PNRR e società partecipate: meno spese, non più partecipazioni statali
Il governo è in affanno su tempi e modalità di attuazione del PNRR. Sembra sempre più concreto il rischio di non riuscire a spendere tutti i soldi che abbiamo irresponsabilmente richiesto. Che fare, allora? Una ipotesi è quella di rivedere il Piano, cercando di esternalizzarne quanto più possibile alle società partecipate, di cui la settimana scorsa il Ministero dell'Economia ha comunicato i nomi prescelti per le posizioni apicali. Tale tendenza trova addirittura una sorta di ufficializzazione nella composizione della Cabina di regia a cui partecipano, oltre ai ministri, anche le società attive nel settore energetico (Eni, Enel, Snam e Terna) mentre sembra che Poste dovrà occuparsi di una parte dei programmi per la digitalizzazione della PA. La parte del PNRR relativa ai trasporti è già stata, nei fatti, subappaltata alle Ferrovie dello Stato.
Tale deriva è pericolosa e andrebbe fermata. Ed è tanto più pericolosa quanto più essa appare ragionevole, alla luce dei vincoli e delle tempistiche del PNRR. È pericolosa per le aziende, in primis: sebbene lo Stato detenga quote più o meno significative del loro capitale sociale, la maggior parte di queste imprese (tranne le Ferrovie) sono quotate in borsa e hanno azionisti privati. Il loro obiettivo, dunque, non dovrebbe essere quello di mettersi al servizio del paese, programmando investimenti che potenzialmente danno scarsa redditività e che comunque non avrebbero considerato altrimenti. Esse dovrebbero creare valore per i rispettivi azionisti, inclusi quelli privati. E se anche avere accesso alle segrete stanze in cui si scrive il PNRR può essere nel loro interesse di breve periodo, arriverà inevitabilmente il momento in cui la politica, che oggi apparentemente concede, chiederà qualcosa in cambio (per esempio di salvare un'azienda decotta). Ma la situazione è pericolosa anche per lo Stato: quanto più le partecipate si mettono al servizio sul tavolo del PNRR, tanto più matureranno la legittima aspettativa di essere ricompensate su altri tavoli. E tutto ciò è pericoloso anche per l'immagine del paese e per le tante società, italiane ed estere, che potrebbero aspirare a partecipare ai bandi del PNRR e che invece rischiano (o temono) di vederli disegnati su misure dei colossi di Stato. In altre parole, è pericoloso per tutti alimentare la percezione che le partecipate pubbliche sono una sorta di riedizione delle vecchie partecipazioni statali, e come tali costituiscono un'articolazione dello Stato stesso.
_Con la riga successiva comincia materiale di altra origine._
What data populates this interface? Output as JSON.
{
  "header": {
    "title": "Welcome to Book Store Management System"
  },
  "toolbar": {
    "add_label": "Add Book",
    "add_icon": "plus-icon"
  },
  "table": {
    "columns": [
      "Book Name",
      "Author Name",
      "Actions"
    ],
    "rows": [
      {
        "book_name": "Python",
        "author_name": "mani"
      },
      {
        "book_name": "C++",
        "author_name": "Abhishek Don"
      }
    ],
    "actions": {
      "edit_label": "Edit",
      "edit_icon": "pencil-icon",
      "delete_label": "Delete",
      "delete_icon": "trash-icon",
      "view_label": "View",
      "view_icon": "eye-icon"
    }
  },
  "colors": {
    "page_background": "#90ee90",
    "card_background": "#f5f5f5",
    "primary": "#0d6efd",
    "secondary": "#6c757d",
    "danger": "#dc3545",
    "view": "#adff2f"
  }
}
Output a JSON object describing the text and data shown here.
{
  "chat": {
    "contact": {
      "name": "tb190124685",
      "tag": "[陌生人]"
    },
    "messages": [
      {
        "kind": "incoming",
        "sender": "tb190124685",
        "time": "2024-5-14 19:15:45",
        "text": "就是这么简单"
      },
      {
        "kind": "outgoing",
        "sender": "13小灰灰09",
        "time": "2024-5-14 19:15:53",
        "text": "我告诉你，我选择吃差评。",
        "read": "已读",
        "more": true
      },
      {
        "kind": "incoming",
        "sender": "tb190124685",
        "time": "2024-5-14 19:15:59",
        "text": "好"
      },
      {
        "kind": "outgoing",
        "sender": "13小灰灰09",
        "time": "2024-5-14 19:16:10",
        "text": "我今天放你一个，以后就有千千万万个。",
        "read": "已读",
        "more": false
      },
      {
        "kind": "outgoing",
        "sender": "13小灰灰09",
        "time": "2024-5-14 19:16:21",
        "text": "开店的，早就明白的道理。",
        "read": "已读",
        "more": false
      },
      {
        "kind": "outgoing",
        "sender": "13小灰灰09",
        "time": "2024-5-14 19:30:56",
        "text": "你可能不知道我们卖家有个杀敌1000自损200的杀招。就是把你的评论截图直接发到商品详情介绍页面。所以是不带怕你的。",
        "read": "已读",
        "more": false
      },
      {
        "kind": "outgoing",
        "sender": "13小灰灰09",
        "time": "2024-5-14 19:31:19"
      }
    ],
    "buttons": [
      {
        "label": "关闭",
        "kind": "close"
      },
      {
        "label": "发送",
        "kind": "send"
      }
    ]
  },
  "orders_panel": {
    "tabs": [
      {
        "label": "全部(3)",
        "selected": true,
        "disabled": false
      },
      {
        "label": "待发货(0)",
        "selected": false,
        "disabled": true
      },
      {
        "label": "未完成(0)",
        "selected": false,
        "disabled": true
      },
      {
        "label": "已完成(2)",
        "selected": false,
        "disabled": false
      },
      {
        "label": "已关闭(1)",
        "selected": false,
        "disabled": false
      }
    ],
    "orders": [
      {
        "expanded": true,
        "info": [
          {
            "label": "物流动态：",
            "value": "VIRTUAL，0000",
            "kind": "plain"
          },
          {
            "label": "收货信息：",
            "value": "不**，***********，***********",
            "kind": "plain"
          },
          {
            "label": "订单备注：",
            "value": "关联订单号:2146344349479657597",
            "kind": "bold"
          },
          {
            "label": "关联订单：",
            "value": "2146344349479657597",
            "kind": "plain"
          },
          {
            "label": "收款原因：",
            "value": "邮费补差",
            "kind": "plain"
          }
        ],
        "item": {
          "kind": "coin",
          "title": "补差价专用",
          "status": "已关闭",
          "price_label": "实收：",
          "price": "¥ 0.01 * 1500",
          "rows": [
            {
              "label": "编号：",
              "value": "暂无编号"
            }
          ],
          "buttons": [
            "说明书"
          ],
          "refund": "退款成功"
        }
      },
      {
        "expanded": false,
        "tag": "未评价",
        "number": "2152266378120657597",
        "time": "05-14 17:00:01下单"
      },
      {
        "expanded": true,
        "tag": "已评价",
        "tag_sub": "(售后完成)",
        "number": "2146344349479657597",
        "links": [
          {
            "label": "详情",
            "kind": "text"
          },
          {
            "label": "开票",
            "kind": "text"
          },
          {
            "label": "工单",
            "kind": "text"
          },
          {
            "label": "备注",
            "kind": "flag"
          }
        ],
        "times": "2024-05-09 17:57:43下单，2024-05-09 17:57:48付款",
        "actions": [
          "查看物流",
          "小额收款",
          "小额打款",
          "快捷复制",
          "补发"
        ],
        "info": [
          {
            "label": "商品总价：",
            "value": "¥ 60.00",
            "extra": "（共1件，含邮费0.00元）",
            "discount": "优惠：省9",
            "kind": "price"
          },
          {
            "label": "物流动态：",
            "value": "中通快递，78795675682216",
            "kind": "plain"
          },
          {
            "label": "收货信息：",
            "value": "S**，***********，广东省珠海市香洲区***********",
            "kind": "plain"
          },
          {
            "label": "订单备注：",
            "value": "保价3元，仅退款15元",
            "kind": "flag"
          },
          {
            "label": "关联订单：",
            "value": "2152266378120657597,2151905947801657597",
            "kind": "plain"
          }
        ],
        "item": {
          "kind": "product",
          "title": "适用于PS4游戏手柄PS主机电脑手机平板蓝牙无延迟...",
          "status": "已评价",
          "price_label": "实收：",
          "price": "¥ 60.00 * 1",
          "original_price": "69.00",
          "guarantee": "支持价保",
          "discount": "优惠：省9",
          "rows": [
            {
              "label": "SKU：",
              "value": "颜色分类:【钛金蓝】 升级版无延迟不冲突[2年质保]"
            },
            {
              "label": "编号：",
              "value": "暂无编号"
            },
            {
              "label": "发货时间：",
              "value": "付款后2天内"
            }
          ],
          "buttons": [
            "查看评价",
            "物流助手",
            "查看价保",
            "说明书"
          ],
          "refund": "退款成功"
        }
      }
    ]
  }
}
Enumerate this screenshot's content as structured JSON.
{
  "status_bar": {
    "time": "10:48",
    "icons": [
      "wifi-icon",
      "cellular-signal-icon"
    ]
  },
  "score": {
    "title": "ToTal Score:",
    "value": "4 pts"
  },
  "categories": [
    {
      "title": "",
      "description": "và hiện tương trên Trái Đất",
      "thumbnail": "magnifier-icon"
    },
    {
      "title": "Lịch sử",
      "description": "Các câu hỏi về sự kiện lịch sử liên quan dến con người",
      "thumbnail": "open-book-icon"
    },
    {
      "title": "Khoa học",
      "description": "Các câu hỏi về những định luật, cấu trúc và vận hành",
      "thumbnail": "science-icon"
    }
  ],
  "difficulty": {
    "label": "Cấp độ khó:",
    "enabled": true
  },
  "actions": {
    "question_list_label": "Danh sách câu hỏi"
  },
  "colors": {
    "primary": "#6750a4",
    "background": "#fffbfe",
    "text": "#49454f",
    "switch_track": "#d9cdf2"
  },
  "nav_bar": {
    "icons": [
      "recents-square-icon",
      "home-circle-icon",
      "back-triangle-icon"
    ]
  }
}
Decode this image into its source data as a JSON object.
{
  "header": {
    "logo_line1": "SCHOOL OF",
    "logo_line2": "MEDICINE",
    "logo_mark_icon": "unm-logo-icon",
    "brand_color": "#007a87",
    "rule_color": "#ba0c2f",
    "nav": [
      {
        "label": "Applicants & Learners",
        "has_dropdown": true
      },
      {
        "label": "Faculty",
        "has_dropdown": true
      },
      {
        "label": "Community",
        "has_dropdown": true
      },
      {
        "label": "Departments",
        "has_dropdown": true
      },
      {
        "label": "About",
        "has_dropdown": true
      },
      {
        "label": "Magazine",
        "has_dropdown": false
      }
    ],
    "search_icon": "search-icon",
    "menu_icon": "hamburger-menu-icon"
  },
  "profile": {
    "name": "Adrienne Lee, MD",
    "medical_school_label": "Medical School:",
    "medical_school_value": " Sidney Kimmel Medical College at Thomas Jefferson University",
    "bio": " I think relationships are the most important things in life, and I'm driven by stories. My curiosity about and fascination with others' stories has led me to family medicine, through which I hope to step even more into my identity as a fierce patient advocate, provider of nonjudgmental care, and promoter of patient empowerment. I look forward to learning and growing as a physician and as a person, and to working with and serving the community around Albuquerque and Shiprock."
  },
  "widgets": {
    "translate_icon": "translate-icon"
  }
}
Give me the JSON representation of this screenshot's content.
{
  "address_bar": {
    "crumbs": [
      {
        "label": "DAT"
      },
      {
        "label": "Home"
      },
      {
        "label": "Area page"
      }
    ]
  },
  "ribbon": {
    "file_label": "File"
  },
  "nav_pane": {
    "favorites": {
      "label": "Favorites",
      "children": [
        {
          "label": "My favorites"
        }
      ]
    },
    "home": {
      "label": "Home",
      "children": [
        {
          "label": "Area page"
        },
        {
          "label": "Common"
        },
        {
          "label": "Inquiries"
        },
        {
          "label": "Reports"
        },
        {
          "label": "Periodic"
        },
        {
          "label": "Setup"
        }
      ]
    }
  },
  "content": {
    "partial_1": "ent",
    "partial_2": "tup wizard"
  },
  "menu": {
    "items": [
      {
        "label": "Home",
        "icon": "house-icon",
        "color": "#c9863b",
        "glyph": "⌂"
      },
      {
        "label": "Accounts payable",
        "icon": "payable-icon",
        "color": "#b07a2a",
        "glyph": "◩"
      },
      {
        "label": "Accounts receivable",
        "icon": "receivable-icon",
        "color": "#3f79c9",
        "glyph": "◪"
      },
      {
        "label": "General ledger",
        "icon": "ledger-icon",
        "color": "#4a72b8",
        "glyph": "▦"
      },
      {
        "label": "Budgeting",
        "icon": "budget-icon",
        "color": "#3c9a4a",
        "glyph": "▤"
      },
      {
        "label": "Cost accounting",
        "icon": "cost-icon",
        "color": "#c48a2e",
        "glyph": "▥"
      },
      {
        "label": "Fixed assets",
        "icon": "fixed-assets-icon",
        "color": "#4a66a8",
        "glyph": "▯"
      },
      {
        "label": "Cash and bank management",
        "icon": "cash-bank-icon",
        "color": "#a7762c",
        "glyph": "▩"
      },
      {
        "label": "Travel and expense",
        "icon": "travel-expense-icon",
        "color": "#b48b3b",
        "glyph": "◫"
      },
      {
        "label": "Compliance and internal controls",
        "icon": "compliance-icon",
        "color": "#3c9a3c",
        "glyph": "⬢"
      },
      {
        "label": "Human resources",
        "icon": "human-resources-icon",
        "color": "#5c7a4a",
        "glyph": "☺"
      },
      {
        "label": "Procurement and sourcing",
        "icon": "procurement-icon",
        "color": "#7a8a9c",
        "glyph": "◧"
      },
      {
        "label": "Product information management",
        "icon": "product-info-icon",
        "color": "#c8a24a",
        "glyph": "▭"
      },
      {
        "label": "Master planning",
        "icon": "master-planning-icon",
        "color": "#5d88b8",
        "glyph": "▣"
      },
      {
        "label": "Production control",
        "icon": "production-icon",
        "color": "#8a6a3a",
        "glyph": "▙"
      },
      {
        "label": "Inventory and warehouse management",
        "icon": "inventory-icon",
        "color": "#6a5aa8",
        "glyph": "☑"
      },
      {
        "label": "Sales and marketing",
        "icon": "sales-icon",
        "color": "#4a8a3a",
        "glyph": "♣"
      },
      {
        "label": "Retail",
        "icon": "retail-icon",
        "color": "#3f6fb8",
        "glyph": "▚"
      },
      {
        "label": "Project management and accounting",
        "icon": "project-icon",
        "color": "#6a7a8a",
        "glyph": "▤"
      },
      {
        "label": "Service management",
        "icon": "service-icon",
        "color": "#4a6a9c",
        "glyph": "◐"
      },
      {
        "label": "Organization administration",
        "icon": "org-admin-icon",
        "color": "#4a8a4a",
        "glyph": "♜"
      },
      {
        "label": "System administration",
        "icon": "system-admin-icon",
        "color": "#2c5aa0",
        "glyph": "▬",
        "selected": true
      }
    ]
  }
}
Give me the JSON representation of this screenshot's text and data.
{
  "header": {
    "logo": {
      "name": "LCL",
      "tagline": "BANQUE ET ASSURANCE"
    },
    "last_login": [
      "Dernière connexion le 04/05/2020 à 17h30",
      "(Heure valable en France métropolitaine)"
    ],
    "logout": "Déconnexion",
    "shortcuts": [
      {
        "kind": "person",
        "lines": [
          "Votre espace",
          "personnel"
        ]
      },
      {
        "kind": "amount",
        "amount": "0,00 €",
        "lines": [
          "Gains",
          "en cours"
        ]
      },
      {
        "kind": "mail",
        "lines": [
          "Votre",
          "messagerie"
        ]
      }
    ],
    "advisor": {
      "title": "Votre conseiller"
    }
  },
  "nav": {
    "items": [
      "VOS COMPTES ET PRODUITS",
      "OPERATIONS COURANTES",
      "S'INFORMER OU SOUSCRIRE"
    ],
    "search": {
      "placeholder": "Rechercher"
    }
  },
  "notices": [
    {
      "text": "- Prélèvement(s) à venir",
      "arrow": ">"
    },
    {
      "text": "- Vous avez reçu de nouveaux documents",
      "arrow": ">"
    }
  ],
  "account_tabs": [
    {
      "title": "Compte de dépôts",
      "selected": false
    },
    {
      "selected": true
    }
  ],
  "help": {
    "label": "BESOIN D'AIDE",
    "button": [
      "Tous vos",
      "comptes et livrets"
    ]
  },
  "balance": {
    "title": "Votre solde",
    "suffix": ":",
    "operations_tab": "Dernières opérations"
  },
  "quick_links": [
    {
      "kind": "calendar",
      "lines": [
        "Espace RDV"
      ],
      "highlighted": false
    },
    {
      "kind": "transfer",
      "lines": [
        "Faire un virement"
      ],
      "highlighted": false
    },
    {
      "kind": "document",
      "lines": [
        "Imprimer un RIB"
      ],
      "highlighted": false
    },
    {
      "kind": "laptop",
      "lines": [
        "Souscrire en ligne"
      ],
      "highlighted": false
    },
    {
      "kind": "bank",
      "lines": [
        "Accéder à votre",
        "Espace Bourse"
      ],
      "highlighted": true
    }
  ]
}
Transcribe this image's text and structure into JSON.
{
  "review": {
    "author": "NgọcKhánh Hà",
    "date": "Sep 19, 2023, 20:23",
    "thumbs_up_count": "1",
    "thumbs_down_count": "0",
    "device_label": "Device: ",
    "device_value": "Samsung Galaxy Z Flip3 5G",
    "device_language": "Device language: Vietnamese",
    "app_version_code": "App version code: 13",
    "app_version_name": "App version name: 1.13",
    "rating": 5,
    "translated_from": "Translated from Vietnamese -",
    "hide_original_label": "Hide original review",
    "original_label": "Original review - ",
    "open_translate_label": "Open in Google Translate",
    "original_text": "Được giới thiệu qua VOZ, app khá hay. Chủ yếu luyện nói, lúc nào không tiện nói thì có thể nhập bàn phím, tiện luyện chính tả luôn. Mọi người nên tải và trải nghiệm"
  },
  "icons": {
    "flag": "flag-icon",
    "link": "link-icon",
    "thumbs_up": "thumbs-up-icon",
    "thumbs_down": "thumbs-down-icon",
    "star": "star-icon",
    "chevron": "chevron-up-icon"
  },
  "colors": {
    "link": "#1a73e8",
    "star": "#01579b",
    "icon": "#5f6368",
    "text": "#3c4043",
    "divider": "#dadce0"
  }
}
Ciò riflette forse un pregiudizio culturale assai diffuso nel nostro paese, che non solo non ha mai digerito le privatizzazioni, ma neppure la trasformazione degli enti pubblici in società di diritto privato, all'inizio degli anni Novanta. Tuttavia, c'è anche altro: troppa parte della nostra classe politica, forse anche per un malinteso orgoglio nazionale, vede come intangibile il PNRR, quanto meno nella sua dimensione, e si sbraccia per trovare il modo di non farsi sfuggire i denari europei. E quindi vede la l'aiuto delle partecipate come una possibile ciambella di salvataggio. Sono due tendenze che si rafforzano vicendevolmente ma, per il bene del paese, è importante resistere a entrambe.